Cette disposition évite de libérer à l'extérieur, une vapeur à température encore suffisante pour être recyclée. On améliore ainsi le rendement du moteur. En effet, il n'est pas possible d'avoir une détente aussi complète dans un seul étage de cylindre. Cela générerait une phase de recompression plus importante qui nuirait à l'allure de la locomotive[1].
Les machines compound utilisent en général de la vapeur à des pressions de 16 à 20 bar (1,6 à 2 MPa) alors que les machines à simple expansion ne recourent qu'à des pressions de 12 à 14 bar (15,5 bar pour la 141 R).
Les machines compound modernes disposent en général de 4 cylindres disposés de la façon suivante : 2 cylindres HP à l'extérieur juste en avant du premier essieu moteur et 2 cylindres BP à l'intérieur (entraînant le premier essieu moteur par un système bielle-manivelle) et situés plus en avant (sur les machines à bogie avant) ; les cylindres HP et BP correspondants sont calés à 180°.
Historique
Inventé par Hornblower et utilisé sur des machines Woolf (génératrices à vapeur) dès 1803, le compoundage apparaît vers le milieu du XIXe siècle dans la propulsion des navires à vapeur, associés à des condenseurs.
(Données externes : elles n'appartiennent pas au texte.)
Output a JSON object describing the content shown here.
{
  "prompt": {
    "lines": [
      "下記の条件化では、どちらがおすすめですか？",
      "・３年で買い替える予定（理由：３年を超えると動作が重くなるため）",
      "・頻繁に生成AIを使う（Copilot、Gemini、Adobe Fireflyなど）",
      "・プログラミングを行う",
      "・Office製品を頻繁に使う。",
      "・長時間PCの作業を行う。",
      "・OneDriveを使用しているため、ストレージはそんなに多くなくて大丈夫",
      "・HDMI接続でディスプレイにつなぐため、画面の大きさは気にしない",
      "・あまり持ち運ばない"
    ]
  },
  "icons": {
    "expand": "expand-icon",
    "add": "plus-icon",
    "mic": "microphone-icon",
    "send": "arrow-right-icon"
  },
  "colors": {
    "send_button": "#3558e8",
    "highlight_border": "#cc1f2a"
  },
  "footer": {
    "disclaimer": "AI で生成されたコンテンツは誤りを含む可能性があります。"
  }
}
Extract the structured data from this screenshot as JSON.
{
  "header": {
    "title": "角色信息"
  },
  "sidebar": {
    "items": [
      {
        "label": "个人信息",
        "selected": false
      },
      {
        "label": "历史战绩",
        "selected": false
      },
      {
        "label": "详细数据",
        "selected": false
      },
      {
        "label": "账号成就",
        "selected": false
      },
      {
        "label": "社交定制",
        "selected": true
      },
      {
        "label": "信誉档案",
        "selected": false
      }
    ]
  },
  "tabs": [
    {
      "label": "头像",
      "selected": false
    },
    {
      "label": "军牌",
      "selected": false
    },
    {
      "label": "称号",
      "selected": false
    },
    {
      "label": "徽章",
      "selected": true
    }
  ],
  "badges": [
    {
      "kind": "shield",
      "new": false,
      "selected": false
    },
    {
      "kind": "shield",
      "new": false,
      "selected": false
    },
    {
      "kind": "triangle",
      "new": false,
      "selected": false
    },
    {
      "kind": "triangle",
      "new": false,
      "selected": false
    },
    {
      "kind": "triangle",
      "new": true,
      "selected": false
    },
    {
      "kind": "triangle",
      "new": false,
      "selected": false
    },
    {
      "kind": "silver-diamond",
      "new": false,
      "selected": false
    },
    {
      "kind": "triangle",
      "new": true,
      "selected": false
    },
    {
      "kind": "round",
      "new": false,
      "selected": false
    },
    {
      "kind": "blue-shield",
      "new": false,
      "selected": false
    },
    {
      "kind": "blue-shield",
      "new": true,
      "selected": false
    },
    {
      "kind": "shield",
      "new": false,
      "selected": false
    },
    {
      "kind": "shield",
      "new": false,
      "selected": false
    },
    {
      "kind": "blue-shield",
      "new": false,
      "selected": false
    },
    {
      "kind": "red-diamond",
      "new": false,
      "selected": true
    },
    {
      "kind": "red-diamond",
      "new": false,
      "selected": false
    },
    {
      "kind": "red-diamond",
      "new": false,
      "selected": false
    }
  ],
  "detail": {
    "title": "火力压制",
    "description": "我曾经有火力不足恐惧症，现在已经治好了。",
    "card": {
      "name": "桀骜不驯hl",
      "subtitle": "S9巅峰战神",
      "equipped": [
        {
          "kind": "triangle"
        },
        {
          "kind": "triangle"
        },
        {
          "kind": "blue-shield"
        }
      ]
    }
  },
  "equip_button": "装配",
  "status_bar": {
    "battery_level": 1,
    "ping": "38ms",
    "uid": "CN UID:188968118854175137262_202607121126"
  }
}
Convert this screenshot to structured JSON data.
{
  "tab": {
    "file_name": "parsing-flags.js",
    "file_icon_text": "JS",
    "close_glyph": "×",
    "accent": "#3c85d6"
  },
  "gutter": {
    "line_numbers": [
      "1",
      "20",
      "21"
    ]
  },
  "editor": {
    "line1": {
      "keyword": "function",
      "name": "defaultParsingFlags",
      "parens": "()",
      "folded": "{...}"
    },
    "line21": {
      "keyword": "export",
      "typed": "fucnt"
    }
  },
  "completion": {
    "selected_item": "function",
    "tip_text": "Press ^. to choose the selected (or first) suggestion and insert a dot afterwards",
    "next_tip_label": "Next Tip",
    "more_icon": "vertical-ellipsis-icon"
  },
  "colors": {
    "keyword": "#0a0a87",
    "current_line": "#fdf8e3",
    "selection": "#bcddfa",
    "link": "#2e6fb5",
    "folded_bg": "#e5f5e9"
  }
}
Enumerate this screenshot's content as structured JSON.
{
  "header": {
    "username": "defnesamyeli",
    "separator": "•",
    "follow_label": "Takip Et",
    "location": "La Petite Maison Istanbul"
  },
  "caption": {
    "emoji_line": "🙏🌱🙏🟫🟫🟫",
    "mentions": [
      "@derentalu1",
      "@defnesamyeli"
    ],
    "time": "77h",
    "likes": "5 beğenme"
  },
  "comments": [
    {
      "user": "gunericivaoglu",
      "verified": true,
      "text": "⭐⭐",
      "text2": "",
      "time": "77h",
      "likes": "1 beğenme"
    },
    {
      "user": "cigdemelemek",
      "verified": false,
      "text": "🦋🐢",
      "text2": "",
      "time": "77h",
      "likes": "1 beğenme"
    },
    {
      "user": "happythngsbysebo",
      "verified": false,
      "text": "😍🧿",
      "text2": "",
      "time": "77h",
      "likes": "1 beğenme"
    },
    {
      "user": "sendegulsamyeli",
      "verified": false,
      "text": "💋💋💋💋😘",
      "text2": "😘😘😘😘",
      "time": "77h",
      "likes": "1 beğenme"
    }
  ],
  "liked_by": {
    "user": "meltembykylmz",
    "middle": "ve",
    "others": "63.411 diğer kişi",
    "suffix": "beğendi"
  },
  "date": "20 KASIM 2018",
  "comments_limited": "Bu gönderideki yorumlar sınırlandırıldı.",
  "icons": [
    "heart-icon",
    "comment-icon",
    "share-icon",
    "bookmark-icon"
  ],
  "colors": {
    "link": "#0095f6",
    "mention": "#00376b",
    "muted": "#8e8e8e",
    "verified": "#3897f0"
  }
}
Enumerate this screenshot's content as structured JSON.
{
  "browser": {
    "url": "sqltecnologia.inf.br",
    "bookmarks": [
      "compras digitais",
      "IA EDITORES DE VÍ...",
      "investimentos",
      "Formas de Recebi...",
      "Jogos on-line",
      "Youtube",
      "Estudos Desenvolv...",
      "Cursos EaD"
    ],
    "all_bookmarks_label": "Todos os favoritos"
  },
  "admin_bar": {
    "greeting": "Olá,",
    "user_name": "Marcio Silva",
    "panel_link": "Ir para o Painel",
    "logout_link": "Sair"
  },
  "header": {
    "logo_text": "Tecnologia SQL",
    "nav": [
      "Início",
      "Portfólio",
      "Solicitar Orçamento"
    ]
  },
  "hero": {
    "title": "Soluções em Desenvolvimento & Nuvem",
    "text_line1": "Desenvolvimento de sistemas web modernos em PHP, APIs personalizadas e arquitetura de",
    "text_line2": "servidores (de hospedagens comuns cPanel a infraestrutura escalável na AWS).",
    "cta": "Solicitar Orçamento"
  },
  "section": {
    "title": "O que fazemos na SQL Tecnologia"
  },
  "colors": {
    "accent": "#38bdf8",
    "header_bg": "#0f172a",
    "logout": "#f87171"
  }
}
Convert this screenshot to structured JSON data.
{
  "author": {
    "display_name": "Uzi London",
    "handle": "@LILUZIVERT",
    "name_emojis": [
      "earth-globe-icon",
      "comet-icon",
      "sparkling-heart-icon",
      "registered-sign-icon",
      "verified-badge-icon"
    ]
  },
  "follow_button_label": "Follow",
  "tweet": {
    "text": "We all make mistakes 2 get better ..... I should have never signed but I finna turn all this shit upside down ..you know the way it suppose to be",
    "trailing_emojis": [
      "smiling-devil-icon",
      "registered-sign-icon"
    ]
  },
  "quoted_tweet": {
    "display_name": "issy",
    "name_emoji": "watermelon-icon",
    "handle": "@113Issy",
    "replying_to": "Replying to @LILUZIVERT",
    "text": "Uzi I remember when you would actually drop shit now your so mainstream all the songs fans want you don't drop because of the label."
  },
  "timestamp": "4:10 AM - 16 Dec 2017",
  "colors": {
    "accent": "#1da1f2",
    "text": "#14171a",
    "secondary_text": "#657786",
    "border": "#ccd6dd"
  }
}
C'est à la fin du XIXe siècle qu'il se développe dans le domaine ferroviaire, en France et aux États-Unis, avec les systèmes Vauclain et Mallet.
L'efficacité des machines compound a été mis en évidence en 1910 par les essais comparatifs du PLM entre les Pacific 6101 et 6001.
La première était un 4 cylindre à simple expansion et surchauffe ; la seconde était une 4 cylindres double expansion à vapeur saturée. Dès qu'on l'équipa d'un surchauffeur, elle surclassa son homologue à simple expansion. Les locomotives du PLM seront désormais toutes à double expansion[1].
Cette configuration plus complexe à fabriquer et plus délicate à conduire que les machines à simple expansion ne fut pas retenue, dans les années 1930, sur les machines puissantes des grands réseaux américains (où le combustible abondait alors que la main-d’œuvre qualifiée était rare).
Cependant en France, la pénurie chronique de charbon de bonne qualité due à l'expansion rapide du transport ferroviaire, poussa tous les grands réseaux à s'équiper de machines compound sur le modèle conçu par Alfred de Glehn pour le réseau du Nord (la Nord 701).
Ainsi, dès la fin du XIXe siècle, et jusqu’à la fin de la traction vapeur, toutes les locomotives de grande puissance conçues en France, utilisèrent cette technique exigeante mais économique en combustible, alors que la majorité des grands réseaux mondiaux optèrent pour des machines moins sophistiquées mais consommant plus.
Ce choix technologique obligea les grandes compagnies françaises à former des équipes de conduite hautement qualifiées et titulaires de leurs machines, alors qu'ailleurs se développait la conduite « en banalité ». Ces mécaniciens et chauffeurs, très fiers de leur métier et de leurs engins, en prenaient un soin jaloux et les considéraient comme leur bien.
En pratique, les machines compound avaient un rendement supérieur d'un tiers environ par rapport à leurs homologues à simple expansion, mais nécessitaient une main-d’œuvre nombreuse et bien formée pour leur utilisation et leur entretien.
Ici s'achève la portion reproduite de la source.